Nicholas Mendes of John Charcol said: “The OBR report makes for interesting reading, though several variables still need to play out.
“While it highlights important points regarding inflation and its potential impact on future bank rate movements, there’s still uncertainty ahead.”
He said that the upcoming MPC (Monetary Policy Committee) meeting on November 7 will be “particularly noteworthy”.
The Bank of England meets roughly every six weeks to vote on whether to increase, hold or lower the base rate – this then affects loans, savings rates and mortgages.
Not only for the voting split among members but also for the insights in the meeting notes.
Mr Mendes continued: “Though recent forecasts have slightly downplayed the likelihood of a rate cut in December, markets are still anticipating reductions beginning in February 2025.
“Historically, markets react swiftly, then settle, often bringing renewed optimism.
“This is why brokers and lenders will be closely monitoring market conditions to adjust mortgage pricing accordingly over the next few weeks.”
What does it mean for your mortgage?
Interest rates are still expected to fall in the medium term, but may be at a slower pace than previously expected said Mr Mendes.
He said: “I expect the downward trend in mortgage rates to resume before year-end, potentially returning to the best rates we’ve seen recently, with further improvements anticipated next year.
“It’s also important for borrowers to remember that current fixed mortgage rates already incorporate some expected bank rate cuts for the coming year.
“Consequently, I remain optimistic that the lowest fixed rates will stabilise around the low 3% range next year, despite recent adjustments.”
He said his advice for those nearing the end of their fixed rate remains to avoid delaying in hopes that rates will return to levels seen a few weeks ago.
“Secure a deal now and review it continually.
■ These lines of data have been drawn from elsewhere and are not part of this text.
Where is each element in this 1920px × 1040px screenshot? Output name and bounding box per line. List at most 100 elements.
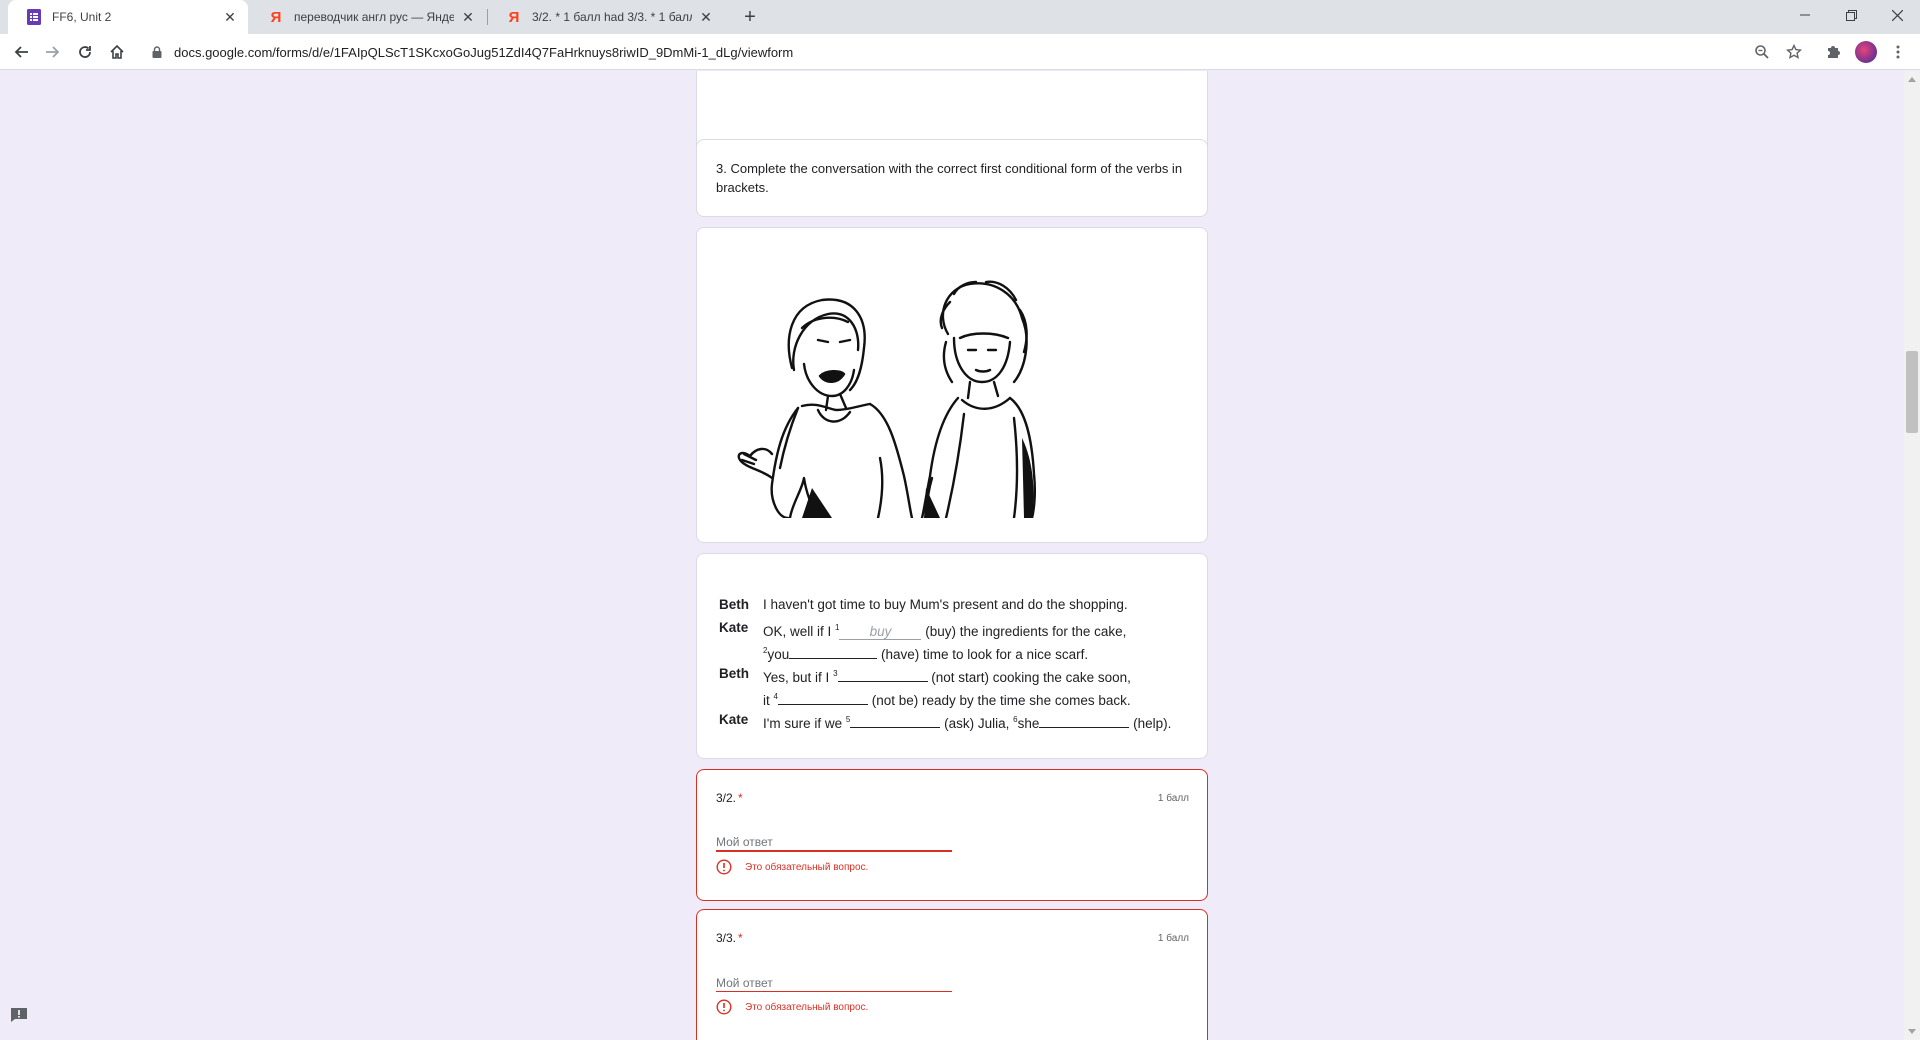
speaker-beth: Beth (719, 666, 749, 681)
dialog-line: Beth I haven't got time to buy Mum's pre… (719, 593, 1199, 616)
dialog-card: Beth I haven't got time to buy Mum's pre… (696, 553, 1208, 759)
question-points: 1 балл (1157, 933, 1189, 944)
form-viewport: obey 3. Complete the conversation with t… (0, 71, 1904, 1040)
profile-avatar[interactable] (1855, 41, 1877, 63)
answer-blank (777, 693, 868, 705)
question-label: 3/2. (716, 791, 737, 805)
dialog-text-part: (not start) cooking the cake soon, (931, 670, 1131, 685)
required-asterisk: * (738, 791, 743, 805)
dialog-text-part: it (763, 693, 770, 708)
close-icon (1891, 9, 1903, 21)
star-icon (1786, 44, 1802, 59)
dialog-text-part: OK, well if I (763, 624, 832, 639)
tab-title: 3/2. * 1 балл had 3/3. * 1 балл Э (532, 10, 692, 24)
menu-button[interactable] (1886, 40, 1910, 64)
scroll-up-arrow[interactable] (1908, 77, 1916, 82)
reload-button[interactable] (73, 40, 97, 64)
url-text[interactable]: docs.google.com/forms/d/e/1FAIpQLScT1SKc… (174, 45, 793, 60)
dialog-text-part: (ask) Julia, (944, 716, 1010, 731)
answer-blank (789, 647, 878, 659)
dialog-text-part: (not be) ready by the time she comes bac… (871, 693, 1131, 708)
section-3-instructions: 3. Complete the conversation with the co… (716, 161, 1183, 195)
bookmark-button[interactable] (1782, 40, 1806, 64)
dialog-text-part: (buy) the ingredients for the cake, (925, 624, 1127, 639)
tab-ff6-unit2[interactable]: FF6, Unit 2 ✕ (8, 0, 248, 34)
arrow-right-icon (46, 46, 60, 58)
dialog-text-part: Yes, but if I (763, 670, 830, 685)
report-feedback-icon[interactable] (10, 1007, 28, 1023)
close-icon[interactable]: ✕ (460, 9, 476, 25)
tab-bar: FF6, Unit 2 ✕ Я переводчик англ рус — Ян… (0, 0, 1920, 34)
more-vert-icon (1896, 45, 1900, 59)
speaker-kate: Kate (719, 712, 749, 727)
tab-title: FF6, Unit 2 (52, 10, 112, 24)
address-bar[interactable]: docs.google.com/forms/d/e/1FAIpQLScT1SKc… (140, 38, 1765, 66)
dialog-text-part: (have) time to look for a nice scarf. (881, 647, 1089, 662)
lock-icon[interactable] (150, 45, 164, 59)
zoom-button[interactable] (1750, 40, 1774, 64)
dialog-text-part: I'm sure if we (763, 716, 843, 731)
yandex-icon: Я (270, 8, 282, 26)
question-card-3-3: 3/3.* 1 балл Это обязательный вопрос. (696, 909, 1208, 1040)
dialog-text-part: she (1017, 716, 1040, 731)
dialog-line: Kate OK, well if I 1 buy (buy) the ingred… (719, 616, 1199, 640)
error-icon (716, 859, 732, 875)
required-asterisk: * (738, 931, 743, 945)
illustration-card (696, 227, 1208, 543)
zoom-icon (1755, 45, 1769, 59)
question-points: 1 балл (1157, 793, 1189, 804)
answer-blank (850, 716, 941, 728)
home-icon (110, 44, 124, 59)
extensions-button[interactable] (1821, 40, 1845, 64)
restore-button[interactable] (1828, 0, 1874, 30)
question-title: 3/3. * (716, 931, 743, 945)
forward-button[interactable] (41, 40, 65, 64)
dialog-line: it 4 (not be) ready by the time she come… (719, 685, 1199, 708)
dialog-line: 2you (have) time to look for a nice scar… (719, 639, 1199, 662)
conversation-text: Beth I haven't got time to buy Mum's pre… (719, 593, 1199, 731)
tab-yandex-translator[interactable]: Я переводчик англ рус — Яндекс ✕ (250, 0, 486, 34)
minimize-icon (1800, 14, 1810, 16)
dialog-text-part: (help). (1133, 716, 1172, 731)
error-icon (716, 999, 732, 1015)
scrollbar-thumb[interactable] (1906, 351, 1918, 433)
dialog-text: I haven't got time to buy Mum's present … (763, 597, 1128, 612)
answer-blank (1039, 716, 1130, 728)
required-error: Это обязательный вопрос. (716, 859, 868, 875)
answer-blank (837, 670, 928, 682)
two-girls-illustration (737, 280, 1037, 518)
dialog-text: I'm sure if we 5 (ask) Julia, 6she (help… (763, 708, 1171, 735)
puzzle-icon (1828, 46, 1840, 58)
question-title: 3/2. * (716, 791, 743, 805)
speaker-kate: Kate (719, 620, 749, 635)
new-tab-button[interactable]: + (738, 5, 762, 29)
home-button[interactable] (105, 40, 129, 64)
minimize-button[interactable] (1782, 0, 1828, 30)
close-icon[interactable]: ✕ (698, 9, 714, 25)
error-text: Это обязательный вопрос. (745, 1001, 869, 1013)
dialog-line: Kate I'm sure if we 5 (ask) Julia, 6she … (719, 708, 1199, 731)
tab-title: переводчик англ рус — Яндекс (294, 10, 454, 24)
dialog-line: Beth Yes, but if I 3 (not start) cooking… (719, 662, 1199, 685)
dialog-text-part: you (767, 647, 790, 662)
browser-toolbar: docs.google.com/forms/d/e/1FAIpQLScT1SKc… (0, 34, 1920, 70)
tab-yandex-search[interactable]: Я 3/2. * 1 балл had 3/3. * 1 балл Э ✕ (488, 0, 724, 34)
reload-icon (79, 46, 91, 58)
question-card-3-2: 3/2.* 1 балл Это обязательный вопрос. (696, 769, 1208, 901)
required-error: Это обязательный вопрос. (716, 999, 868, 1015)
arrow-left-icon (14, 46, 28, 58)
error-text: Это обязательный вопрос. (745, 861, 869, 873)
page-scrollbar[interactable] (1904, 71, 1920, 1040)
close-window-button[interactable] (1874, 0, 1920, 30)
yandex-icon: Я (508, 8, 520, 26)
answer-input[interactable] (716, 974, 952, 992)
answer-input[interactable] (716, 834, 952, 852)
restore-icon (1845, 9, 1857, 21)
back-button[interactable] (9, 40, 33, 64)
question-label: 3/3. (716, 931, 737, 945)
google-forms-icon (26, 9, 42, 25)
scroll-down-arrow[interactable] (1908, 1029, 1916, 1034)
section-3-card: 3. Complete the conversation with the co… (696, 139, 1208, 217)
close-icon[interactable]: ✕ (222, 9, 238, 25)
speaker-beth: Beth (719, 597, 749, 612)
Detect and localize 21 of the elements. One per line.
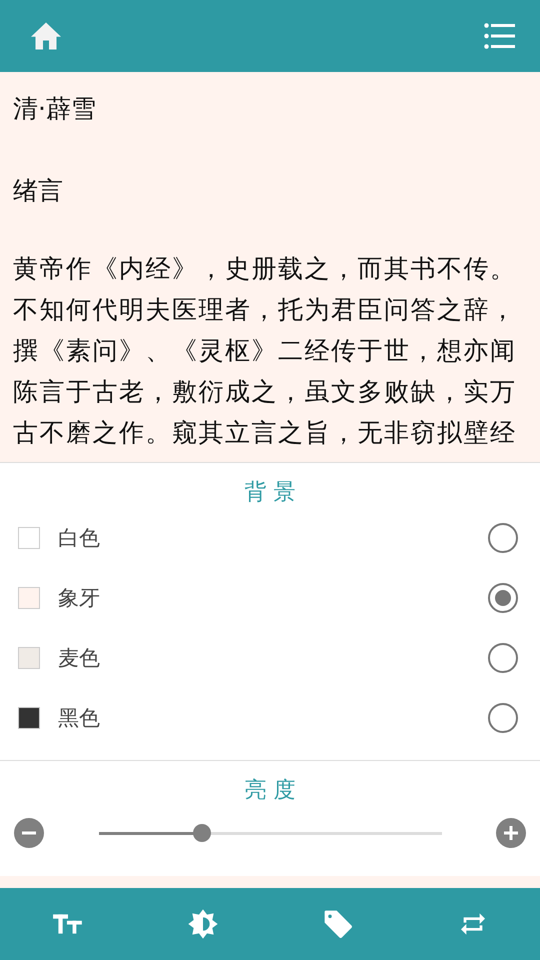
tag-icon[interactable] <box>322 908 354 940</box>
section-heading: 亮 度 <box>244 777 296 805</box>
background-option[interactable]: 象牙 <box>0 568 540 628</box>
option-label: 象牙 <box>58 585 101 612</box>
radio-button[interactable] <box>488 583 518 613</box>
plus-icon[interactable] <box>496 818 526 848</box>
option-label: 麦色 <box>58 645 101 672</box>
option-label: 白色 <box>58 525 101 552</box>
author-text: 清·薜雪 <box>13 93 97 125</box>
option-label: 黑色 <box>58 705 101 732</box>
minus-icon[interactable] <box>14 818 44 848</box>
radio-button[interactable] <box>488 523 518 553</box>
body-paragraph: 黄帝作《内经》，史册载之，而其书不传。不知何代明夫医理者，托为君臣问答之辞，撰《素问》、《灵枢》二经传于世，想亦闻陈言于古老，敷衍成之，虽文多败缺，实万古不磨之作。窥其立言之旨，无非窃拟壁经 <box>13 253 518 449</box>
background-option[interactable]: 麦色 <box>0 628 540 688</box>
background-option[interactable]: 白色 <box>0 508 540 568</box>
brightness-icon[interactable] <box>186 908 218 940</box>
section-heading: 背 景 <box>244 479 296 507</box>
radio-button[interactable] <box>488 703 518 733</box>
radio-button[interactable] <box>488 643 518 673</box>
chapter-title: 绪言 <box>13 175 64 207</box>
background-option[interactable]: 黑色 <box>0 688 540 748</box>
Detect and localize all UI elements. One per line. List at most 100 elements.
While we’re optimistic about downward repricing, the pace and trajectory remain uncertain,” he said.
The People's Verdict
Business owners, families and working Brits have given their verdict on Rachel Reeves' £40billion tax bomb budget.
The Chancellor today used the first Labour Budget in almost 15 years to hike National Insurance contributions from businesses by 1.2 per cent – in a £25bn raid on firms.
The extra levy is the equivalent of £800 per employee, while investment firm AJ Bell said the cost of hiring a new staff member would rise by £2,300.
The first female Chancellor also announced a reduction to the threshold businesses start paying NICs from £9,100 to £5,000.
It raised fears that workers will bear the brunt of the increase and sparked accusations it breaches the party’s manifesto pledge not to raise taxes for working people.
The National Living Wage will also rise by more than six per cent – triple the rate of inflation – to £12.21 an hour for over-21s.
It means millions will get a huge pay boost, though some firms say the rise will push up costs.
Meanwhile, the NHS will get a huge £22billion investment in a bid to fast-track improvements and reduce record-high waiting lists.
Business owners, tradies, students and workers across the country have given their verdict on the measures, telling The Sun that higher tax rates could trigger a string of consequences for their lives.
They include toolmaker Conrad Pearson, who warned Reeves’ measures would cause him to cut someone from his five-strong toolmaking team.
He said: “As soon as this was announced one of my lads said I’d have to pay him more, otherwise unskilled and less experienced staff would be catching him up.”